Quando os pelos do meu corpo arrepiaram, senti a personagem rebater as minhas indagações com uma só pergunta, cuja resposta eu não tinha em mente. Ela queria saber o que eu faria se estivesse no lugar dela?
Não sabendo a resposta, retomei a leitura, esperando que me apresentasse suas escolhas e o que encontrou no final de seu caminho. O que para ela levou anos para viver; levei horas para conhecer o que vivera.
Coisas tão ruins e boas preencheram o tempo do qual se propôs a obra a narrar. Molhei a manga da minha blusa com a emoção que escorreu dos meus olhos.
Ela envelheceu e não conseguiu viver tudo aquilo que sonhava. Seu tempo foi tomado muito mais pelo estresse do trabalho do que pela satisfação de fazer as escolhas que sempre desejava.
Foi difícil para mim concordar com o último ponto final. Deveria haver algo melhor adiante. Embora ela ainda tivesse vida no último capítulo, sua saúde já estava debilitada demais para realizar seus sonhos.
O futuro terrível da morte que parecia distante se tornou seu iminente presente. E no epílogo, senti meu coração em pedaços ao ler as descrições de sua morte.
Perdi a noção do tempo.

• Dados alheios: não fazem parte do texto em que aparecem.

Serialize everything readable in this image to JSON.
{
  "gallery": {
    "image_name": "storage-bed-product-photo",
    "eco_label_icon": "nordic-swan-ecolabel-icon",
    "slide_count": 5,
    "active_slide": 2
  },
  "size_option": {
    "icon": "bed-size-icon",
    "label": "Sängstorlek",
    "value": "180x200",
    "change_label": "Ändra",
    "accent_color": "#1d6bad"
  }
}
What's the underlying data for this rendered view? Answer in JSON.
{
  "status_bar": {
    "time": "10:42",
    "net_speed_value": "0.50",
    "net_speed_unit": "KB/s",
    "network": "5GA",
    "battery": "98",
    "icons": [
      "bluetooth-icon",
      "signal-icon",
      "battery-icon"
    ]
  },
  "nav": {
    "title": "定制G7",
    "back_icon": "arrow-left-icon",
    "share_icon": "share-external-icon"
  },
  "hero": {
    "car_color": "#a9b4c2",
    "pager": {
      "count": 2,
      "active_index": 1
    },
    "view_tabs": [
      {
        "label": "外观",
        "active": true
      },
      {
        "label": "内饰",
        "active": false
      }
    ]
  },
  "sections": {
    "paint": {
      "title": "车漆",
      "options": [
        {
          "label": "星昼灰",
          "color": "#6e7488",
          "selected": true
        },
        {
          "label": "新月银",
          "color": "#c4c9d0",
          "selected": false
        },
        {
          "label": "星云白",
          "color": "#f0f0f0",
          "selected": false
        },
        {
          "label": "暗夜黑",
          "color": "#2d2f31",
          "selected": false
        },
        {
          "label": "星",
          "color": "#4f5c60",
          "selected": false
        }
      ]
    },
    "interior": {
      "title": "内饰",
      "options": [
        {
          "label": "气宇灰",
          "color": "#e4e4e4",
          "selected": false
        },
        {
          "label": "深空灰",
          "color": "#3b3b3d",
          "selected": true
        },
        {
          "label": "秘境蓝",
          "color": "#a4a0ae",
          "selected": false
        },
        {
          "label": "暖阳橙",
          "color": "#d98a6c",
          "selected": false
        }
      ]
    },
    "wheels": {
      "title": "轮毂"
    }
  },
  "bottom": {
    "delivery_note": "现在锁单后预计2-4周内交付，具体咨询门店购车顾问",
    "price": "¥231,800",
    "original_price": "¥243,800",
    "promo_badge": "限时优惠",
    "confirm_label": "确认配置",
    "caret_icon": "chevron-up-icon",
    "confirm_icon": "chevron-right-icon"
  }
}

O relógio da sala marcava meia-noite, mas eu não sentia fome. A leitura chegou ao fim. Nesse momento me dei conta que eu não morrera como a personagem.

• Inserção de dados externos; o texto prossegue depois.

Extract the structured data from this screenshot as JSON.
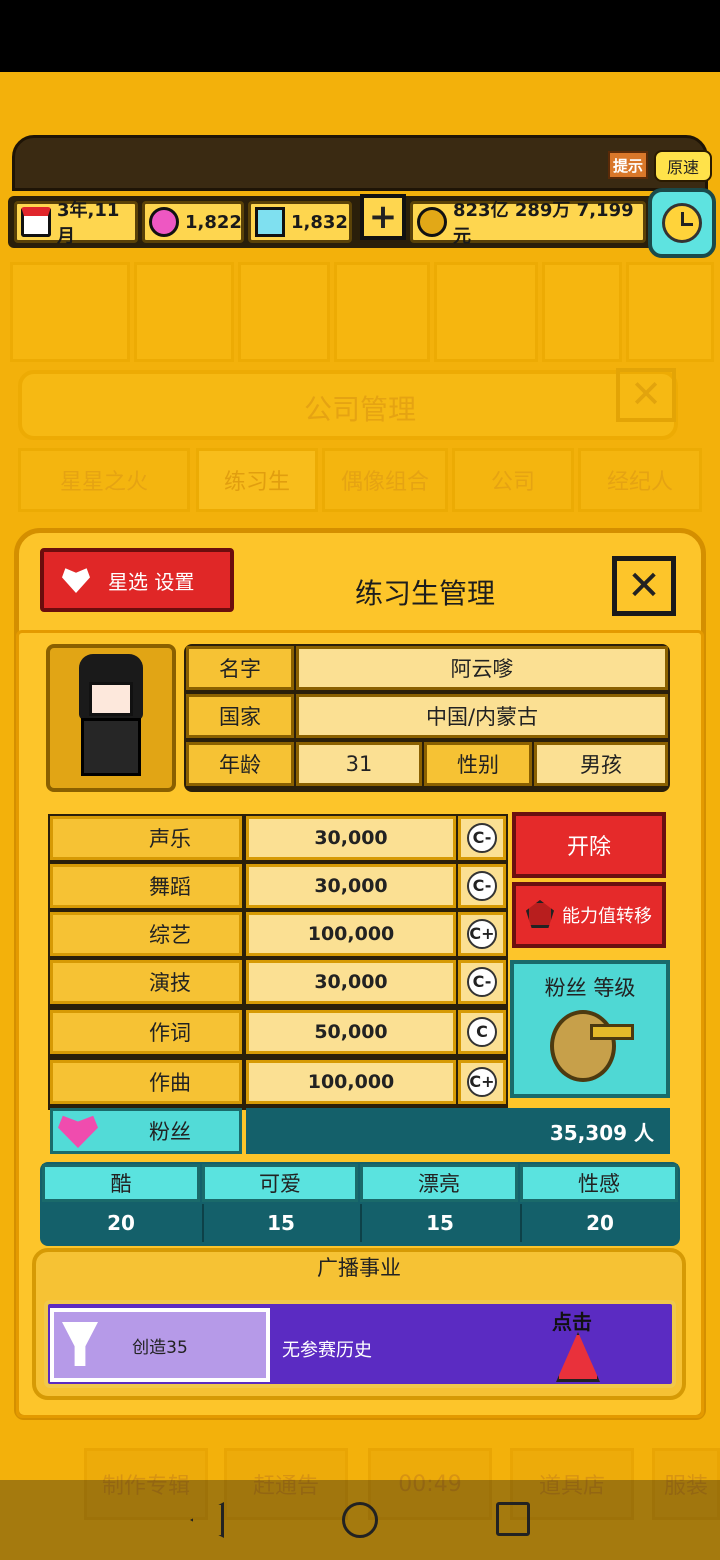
{
  "topbar": {
    "hint_label": "提示",
    "speed_label": "原速"
  },
  "resources": {
    "date": "3年,11月",
    "pink_gems": "1,822",
    "diamonds": "1,832",
    "money": "823亿 289万 7,199元"
  },
  "background_panel": {
    "title": "公司管理",
    "tabs": [
      "星星之火",
      "练习生",
      "偶像组合",
      "公司",
      "经纪人"
    ],
    "bottom_buttons": [
      "制作专辑",
      "赶通告",
      "00:49",
      "道具店",
      "服装"
    ]
  },
  "panel": {
    "star_select_label": "星选 设置",
    "title": "练习生管理"
  },
  "trainee": {
    "name_label": "名字",
    "name": "阿云嗲",
    "country_label": "国家",
    "country": "中国/内蒙古",
    "age_label": "年龄",
    "age": "31",
    "gender_label": "性别",
    "gender": "男孩"
  },
  "skills": [
    {
      "name": "声乐",
      "value": "30,000",
      "grade": "C-",
      "icon": "microphone-icon"
    },
    {
      "name": "舞蹈",
      "value": "30,000",
      "grade": "C-",
      "icon": "shoe-icon"
    },
    {
      "name": "综艺",
      "value": "100,000",
      "grade": "C+",
      "icon": "variety-icon"
    },
    {
      "name": "演技",
      "value": "30,000",
      "grade": "C-",
      "icon": "camera-icon"
    },
    {
      "name": "作词",
      "value": "50,000",
      "grade": "C",
      "icon": "pen-icon"
    },
    {
      "name": "作曲",
      "value": "100,000",
      "grade": "C+",
      "icon": "piano-icon"
    }
  ],
  "fans": {
    "label": "粉丝",
    "value": "35,309 人"
  },
  "actions": {
    "fire_label": "开除",
    "transfer_label": "能力值转移",
    "fan_level_label": "粉丝 等级"
  },
  "attributes": [
    {
      "name": "酷",
      "value": "20"
    },
    {
      "name": "可爱",
      "value": "15"
    },
    {
      "name": "漂亮",
      "value": "15"
    },
    {
      "name": "性感",
      "value": "20"
    }
  ],
  "broadcast": {
    "title": "广播事业",
    "card_label": "创造35",
    "note": "无参赛历史",
    "click_label": "点击"
  },
  "colors": {
    "background": "#f3b10b",
    "panel": "#fdc52a",
    "red_button": "#e52a2a",
    "teal": "#14606a",
    "cyan": "#52dbd7",
    "purple": "#5b2bc2"
  }
}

No dia seguinte, lá no meu trabalho, fechei o livro pela segunda vez. Eu trabalhava como secretária e em boa parte do meu tempo, não fazia muita coisa senão marcar presença.

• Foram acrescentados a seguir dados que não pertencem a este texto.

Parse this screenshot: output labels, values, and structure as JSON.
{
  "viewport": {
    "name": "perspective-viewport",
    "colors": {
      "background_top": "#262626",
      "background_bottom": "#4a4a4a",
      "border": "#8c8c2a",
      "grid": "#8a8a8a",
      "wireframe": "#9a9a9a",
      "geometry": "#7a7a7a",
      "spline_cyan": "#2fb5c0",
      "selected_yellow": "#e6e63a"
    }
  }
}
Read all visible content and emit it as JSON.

A porta automática abria e fechava dezenas de vezes por dia, como olhos abrindo para a realidade e fechando para o sonho. Eu tinha o desejo, mas faltava a coragem de sair daquele ambiente chato e monótono e viver o que sempre sonhei.
Eu sentia aquele escritório arrancando gradualmente uma parte preciosa de mim, além das minhas energias. Toda vez que eu entrava por aquela porta era inevitável a fadiga e as enxaquecas.
Somente após ler aquele livro pela terceira vez, tomei a maior decisão da minha vida. Decidi sem mais hesitar como das vezes anteriores. Fui à sala do chefe e falei com firmeza, decidida que eu não perderia mais tempo, “por todos esses anos, sou muito grata ao senhor, patrão, mas há sonhos em mim que não posso mais reprimi-los”.
Eu ainda não tenho certeza de como realmente será o final do meu caminho, mas acredito que no fim não irei me arrepender como a personagem, pois aprendi com a história dela que: “quem não apenas sonha, mas vive seus sonhos, tem uma chance maior de morrer satisfeita com a vida”.